Implicit Manifold Learning on Generative Adversarial Networks
This provides theoretical insights into GAN training dynamics, addressing mode collapse and distribution matching for researchers in generative modeling, though it is incremental as it builds on existing divergence analyses.
The paper tackles the problem of understanding how GANs learn data distributions by analyzing the support matching between learned and real data manifolds under different divergence metrics, showing that Jensen-Shannon divergence forces perfect matching while Wasserstein distance does not, and conjecturing that Wasserstein W2^2 may reduce mode collapse.
This paper raises an implicit manifold learning perspective in Generative Adversarial Networks (GANs), by studying how the support of the learned distribution, modelled as a submanifold $\mathcal{M}_θ$, perfectly match with $\mathcal{M}_{r}$, the support of the real data distribution.
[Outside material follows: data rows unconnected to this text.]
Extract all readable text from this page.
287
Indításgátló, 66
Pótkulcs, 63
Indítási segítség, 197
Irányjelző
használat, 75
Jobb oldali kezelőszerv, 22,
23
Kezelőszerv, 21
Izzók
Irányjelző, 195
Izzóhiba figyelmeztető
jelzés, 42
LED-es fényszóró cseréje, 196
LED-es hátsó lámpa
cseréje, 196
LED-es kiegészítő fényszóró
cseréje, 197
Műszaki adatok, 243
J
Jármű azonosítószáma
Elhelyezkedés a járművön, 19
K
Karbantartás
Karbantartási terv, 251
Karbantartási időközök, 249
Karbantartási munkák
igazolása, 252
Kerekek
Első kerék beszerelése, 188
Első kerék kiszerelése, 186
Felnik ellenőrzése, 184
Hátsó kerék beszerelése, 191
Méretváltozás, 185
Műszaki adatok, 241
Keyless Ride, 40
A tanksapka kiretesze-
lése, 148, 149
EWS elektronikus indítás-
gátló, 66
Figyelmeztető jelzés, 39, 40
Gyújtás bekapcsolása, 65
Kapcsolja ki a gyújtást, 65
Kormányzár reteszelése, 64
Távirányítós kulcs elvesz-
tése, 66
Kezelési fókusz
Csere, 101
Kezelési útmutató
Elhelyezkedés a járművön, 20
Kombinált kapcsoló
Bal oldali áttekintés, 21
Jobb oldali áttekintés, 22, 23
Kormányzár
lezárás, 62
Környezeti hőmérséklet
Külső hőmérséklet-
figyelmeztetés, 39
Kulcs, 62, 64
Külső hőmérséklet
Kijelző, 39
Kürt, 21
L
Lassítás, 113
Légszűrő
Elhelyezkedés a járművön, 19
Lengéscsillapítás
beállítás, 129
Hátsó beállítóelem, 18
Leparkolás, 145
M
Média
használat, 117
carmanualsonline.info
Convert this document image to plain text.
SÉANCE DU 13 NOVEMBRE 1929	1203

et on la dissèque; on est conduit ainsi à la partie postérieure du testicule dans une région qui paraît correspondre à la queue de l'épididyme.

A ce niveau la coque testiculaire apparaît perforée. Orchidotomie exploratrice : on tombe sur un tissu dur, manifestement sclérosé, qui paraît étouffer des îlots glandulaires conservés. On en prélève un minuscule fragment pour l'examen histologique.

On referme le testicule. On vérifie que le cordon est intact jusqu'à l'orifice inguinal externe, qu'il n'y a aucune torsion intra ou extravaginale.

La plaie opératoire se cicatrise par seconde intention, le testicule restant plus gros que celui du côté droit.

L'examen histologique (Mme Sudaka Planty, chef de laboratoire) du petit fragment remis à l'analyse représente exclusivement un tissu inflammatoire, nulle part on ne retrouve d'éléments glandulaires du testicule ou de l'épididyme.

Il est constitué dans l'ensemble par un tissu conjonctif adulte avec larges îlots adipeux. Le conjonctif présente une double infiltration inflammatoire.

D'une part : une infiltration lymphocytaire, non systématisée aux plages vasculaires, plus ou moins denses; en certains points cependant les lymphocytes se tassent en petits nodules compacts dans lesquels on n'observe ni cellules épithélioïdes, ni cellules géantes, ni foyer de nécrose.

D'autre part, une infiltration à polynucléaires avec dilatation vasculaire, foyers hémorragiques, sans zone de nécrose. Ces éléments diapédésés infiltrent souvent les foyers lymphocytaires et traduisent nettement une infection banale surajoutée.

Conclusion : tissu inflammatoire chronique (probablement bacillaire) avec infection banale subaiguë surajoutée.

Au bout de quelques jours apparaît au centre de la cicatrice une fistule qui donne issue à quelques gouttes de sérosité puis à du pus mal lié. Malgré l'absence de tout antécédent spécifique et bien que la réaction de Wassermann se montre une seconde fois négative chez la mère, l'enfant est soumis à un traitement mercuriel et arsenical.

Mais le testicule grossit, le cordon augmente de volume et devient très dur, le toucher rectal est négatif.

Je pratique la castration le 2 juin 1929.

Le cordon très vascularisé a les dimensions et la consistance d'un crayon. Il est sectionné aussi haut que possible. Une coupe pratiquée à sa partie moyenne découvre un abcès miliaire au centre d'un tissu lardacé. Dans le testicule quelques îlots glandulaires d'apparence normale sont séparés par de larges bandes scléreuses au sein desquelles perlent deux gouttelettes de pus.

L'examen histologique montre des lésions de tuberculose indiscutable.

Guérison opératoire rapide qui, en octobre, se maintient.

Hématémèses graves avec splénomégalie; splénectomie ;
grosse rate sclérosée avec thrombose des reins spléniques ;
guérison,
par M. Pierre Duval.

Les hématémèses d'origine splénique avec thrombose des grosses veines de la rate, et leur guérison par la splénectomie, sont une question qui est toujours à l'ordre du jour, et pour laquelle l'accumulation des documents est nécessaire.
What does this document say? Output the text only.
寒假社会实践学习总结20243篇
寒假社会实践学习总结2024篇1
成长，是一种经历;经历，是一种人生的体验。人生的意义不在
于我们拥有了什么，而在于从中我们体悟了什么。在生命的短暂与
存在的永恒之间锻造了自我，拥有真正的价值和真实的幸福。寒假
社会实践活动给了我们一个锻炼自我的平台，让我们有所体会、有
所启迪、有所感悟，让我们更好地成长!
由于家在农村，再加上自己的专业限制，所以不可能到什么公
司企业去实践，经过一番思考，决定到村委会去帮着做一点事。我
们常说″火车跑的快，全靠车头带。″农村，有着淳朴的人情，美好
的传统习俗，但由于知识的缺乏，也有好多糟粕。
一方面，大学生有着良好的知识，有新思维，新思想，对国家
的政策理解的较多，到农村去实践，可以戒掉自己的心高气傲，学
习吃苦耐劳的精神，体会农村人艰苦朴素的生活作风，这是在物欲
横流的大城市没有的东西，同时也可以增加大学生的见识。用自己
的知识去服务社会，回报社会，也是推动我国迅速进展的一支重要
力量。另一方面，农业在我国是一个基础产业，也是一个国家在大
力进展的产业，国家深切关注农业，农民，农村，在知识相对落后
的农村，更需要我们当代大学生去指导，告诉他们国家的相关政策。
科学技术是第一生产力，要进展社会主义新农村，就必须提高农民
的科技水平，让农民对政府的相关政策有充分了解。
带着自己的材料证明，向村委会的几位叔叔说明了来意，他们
We show that optimizing Jensen-Shannon divergence forces $\mathcal{M}_θ$ to perfectly match with $\mathcal{M}_{r}$, while optimizing Wasserstein distance does not. On the other hand, by comparing the gradients of the Jensen-Shannon divergence and the Wasserstein distances ($W_1$ and $W_2^2$) in their primal forms, we conjecture that Wasserstein $W_2^2$ may enjoy desirable properties such as reduced mode collapse. It is therefore interesting to design new distances that inherit the best from both distances.